When tempo slows down and when the surroundings are unknown, there are always new things to see and experience.

Three hours under a tree by an old shack in a vineyard while the rain pounds becomes a magic moment watching the sky, the rows of grapes and to build a little fort for stick men in the soil.

A day in a village with only a boulangerie open three hours in the morning, gives an opportunity to walk all paths in the surroundings and to watch the fish in the pond.

A museum with only twenty paintings can be enjoyed in depth for hours. Just because there is nothing else to do, interesting things happens and the thought process deepens.

Walk to where you need to go, let it take an hour. Look at things that you see everyday. Look again, there is always something to see. And what is behind there? Over the fence? Under the rock?

Only during the last fifty to one hundred years, have people travel faster than by foot.
Everything older than that deserves to be approached slowly.

Last year when we went tramping around Alsace and the surroundings. It rained two weeks in a row and we had three code orange (hazardous weather warnings). Tant pis. A tent pole broke and although some days were very tough, we survived and now feel at home in that part of France.

Two years ago we went south and had very hot weather, suffocatingly hot weather, for two weeks. We survived that too. We have now found there is so much more to see and experience in a region that we thought we knew so well, that we probably will go back soon.

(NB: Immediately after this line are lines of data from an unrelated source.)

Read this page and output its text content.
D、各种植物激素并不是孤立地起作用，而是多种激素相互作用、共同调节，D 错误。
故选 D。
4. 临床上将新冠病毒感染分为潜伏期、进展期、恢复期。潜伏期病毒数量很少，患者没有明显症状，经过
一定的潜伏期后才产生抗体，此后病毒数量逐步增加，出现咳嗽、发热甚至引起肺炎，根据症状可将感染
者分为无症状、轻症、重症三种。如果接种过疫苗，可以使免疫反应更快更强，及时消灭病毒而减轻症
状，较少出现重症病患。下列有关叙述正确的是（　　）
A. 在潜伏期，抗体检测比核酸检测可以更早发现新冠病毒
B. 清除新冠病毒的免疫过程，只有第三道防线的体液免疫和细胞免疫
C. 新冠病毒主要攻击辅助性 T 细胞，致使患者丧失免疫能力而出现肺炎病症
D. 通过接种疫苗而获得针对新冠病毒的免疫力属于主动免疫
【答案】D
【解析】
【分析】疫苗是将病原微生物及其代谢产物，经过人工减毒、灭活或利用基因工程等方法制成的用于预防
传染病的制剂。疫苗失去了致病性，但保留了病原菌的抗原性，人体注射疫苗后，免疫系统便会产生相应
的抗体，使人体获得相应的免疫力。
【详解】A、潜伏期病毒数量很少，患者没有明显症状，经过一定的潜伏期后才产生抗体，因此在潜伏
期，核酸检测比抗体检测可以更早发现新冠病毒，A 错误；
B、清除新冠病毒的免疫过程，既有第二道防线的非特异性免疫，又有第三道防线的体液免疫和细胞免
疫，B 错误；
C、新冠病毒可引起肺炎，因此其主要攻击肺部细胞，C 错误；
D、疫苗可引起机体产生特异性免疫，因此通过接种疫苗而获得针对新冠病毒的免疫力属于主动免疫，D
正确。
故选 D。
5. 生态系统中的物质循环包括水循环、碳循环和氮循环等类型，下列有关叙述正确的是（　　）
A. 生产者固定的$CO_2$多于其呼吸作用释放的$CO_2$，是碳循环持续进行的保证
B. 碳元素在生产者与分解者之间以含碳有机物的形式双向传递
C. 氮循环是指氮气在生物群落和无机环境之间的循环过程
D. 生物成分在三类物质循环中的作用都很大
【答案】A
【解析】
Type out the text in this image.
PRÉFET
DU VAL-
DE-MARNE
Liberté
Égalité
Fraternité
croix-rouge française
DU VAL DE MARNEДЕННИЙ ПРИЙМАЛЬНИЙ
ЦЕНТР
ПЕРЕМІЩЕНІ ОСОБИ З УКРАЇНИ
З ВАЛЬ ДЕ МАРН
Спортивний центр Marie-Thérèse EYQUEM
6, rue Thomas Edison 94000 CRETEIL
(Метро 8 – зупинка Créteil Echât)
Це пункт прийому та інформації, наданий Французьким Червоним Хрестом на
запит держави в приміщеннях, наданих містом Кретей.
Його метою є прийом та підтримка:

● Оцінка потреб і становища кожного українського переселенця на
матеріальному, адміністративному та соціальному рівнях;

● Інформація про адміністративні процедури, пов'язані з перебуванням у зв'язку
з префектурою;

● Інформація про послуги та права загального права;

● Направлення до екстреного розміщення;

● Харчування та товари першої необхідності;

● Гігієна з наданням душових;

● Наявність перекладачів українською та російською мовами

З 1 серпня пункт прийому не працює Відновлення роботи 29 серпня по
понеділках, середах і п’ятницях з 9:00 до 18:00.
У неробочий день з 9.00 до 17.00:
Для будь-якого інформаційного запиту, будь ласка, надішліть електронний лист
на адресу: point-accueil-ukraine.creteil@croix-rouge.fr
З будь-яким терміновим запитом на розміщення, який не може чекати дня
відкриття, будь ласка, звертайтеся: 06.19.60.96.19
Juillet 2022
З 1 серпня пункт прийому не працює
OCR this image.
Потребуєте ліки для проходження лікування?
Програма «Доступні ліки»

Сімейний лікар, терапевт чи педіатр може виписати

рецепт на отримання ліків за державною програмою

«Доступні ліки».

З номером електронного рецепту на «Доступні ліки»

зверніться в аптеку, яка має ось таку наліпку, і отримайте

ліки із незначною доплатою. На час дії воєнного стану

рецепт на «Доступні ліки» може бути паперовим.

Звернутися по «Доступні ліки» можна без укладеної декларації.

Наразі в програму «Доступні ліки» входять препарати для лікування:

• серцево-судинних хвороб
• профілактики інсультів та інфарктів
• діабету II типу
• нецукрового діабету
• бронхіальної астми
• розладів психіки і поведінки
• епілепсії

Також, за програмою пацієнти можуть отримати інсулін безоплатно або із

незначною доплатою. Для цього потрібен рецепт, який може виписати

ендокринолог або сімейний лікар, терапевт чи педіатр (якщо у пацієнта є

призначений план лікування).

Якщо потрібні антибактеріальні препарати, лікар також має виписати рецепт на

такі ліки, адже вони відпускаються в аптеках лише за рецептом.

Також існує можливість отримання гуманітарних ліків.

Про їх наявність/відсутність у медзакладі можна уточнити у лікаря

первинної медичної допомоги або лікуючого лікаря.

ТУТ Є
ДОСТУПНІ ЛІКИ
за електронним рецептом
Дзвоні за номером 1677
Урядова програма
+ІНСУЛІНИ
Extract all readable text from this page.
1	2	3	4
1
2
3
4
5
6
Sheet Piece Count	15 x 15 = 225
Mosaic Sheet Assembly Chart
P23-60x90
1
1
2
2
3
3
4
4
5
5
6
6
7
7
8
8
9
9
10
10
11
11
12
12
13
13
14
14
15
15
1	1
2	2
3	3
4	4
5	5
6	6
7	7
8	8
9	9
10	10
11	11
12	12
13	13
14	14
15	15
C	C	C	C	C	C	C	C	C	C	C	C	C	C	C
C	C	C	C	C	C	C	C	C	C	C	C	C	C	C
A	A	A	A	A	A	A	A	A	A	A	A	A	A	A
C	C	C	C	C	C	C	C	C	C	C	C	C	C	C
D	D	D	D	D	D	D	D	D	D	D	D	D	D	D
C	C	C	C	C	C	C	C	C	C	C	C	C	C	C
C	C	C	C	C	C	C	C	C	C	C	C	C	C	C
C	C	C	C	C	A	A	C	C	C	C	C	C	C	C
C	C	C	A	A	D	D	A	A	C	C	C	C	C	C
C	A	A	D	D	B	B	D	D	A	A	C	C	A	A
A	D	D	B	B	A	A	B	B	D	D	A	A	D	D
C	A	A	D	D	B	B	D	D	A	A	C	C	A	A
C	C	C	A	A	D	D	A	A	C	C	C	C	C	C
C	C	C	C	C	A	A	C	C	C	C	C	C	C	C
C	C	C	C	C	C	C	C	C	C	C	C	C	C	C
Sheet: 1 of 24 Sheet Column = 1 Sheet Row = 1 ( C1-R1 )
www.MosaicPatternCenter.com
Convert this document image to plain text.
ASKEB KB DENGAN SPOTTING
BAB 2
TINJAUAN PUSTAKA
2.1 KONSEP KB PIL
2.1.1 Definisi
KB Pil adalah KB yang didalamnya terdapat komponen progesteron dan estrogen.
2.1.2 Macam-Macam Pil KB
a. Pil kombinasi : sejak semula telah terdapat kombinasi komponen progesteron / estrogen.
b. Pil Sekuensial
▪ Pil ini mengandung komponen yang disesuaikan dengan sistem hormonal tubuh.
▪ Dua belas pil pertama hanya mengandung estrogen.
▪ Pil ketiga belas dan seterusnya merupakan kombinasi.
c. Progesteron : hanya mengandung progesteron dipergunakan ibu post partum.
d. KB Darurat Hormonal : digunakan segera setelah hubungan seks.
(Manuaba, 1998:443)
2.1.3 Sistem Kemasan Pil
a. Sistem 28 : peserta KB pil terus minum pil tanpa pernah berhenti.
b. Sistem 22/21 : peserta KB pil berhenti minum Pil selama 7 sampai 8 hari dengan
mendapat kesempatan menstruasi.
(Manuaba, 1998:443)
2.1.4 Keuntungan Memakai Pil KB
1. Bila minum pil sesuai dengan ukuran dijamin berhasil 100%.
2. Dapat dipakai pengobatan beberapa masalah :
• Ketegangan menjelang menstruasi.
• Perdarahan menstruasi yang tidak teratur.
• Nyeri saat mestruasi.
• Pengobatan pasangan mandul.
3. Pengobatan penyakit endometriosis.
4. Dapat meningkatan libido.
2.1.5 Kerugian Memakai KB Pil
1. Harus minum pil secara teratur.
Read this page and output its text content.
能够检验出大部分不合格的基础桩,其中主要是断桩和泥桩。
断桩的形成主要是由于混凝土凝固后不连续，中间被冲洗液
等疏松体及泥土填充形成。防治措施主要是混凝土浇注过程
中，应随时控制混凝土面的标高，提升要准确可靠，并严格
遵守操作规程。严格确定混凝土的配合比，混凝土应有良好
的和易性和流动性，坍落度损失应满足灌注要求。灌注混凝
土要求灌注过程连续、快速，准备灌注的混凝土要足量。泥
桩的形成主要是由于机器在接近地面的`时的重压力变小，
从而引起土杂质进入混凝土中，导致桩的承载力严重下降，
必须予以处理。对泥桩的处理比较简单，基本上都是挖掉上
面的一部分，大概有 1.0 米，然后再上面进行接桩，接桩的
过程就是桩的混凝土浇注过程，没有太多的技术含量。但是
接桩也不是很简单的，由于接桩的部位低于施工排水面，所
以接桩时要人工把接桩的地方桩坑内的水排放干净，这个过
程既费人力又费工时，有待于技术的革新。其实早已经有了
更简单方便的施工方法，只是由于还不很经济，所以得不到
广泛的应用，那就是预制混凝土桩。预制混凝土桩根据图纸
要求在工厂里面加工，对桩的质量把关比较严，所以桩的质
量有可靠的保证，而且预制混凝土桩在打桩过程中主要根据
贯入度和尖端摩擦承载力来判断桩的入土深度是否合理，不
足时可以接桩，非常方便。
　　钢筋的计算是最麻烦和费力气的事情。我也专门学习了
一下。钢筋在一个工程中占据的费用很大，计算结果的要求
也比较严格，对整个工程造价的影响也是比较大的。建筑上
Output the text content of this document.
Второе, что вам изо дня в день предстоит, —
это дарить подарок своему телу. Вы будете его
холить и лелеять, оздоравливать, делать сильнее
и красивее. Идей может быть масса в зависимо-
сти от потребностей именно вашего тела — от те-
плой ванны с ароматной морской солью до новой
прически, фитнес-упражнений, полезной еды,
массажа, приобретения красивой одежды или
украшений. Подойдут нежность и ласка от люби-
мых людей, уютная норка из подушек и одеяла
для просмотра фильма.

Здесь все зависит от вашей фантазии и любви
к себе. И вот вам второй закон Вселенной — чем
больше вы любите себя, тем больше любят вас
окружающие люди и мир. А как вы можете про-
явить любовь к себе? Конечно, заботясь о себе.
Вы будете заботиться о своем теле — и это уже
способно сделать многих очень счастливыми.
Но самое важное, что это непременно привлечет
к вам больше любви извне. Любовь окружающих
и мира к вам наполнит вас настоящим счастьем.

Earlier we have roamed other parts of France, Britain, Scandinavia, Switzerland and Germany together. We have followed long distance hiking paths, cycled through flat lands and stayed out in both rain and shine. We can live in the tent for weeks but we usually book something indoors when visiting larger towns (city camp sites being what they are).

It is an easy life. It is quite cheap.
All it costs is time.
The most important thing required is the lack of expectations.


  1. Free yourself from expectation. Great Buddhist philosophy.

  2. I always remember rained-out holidays the most.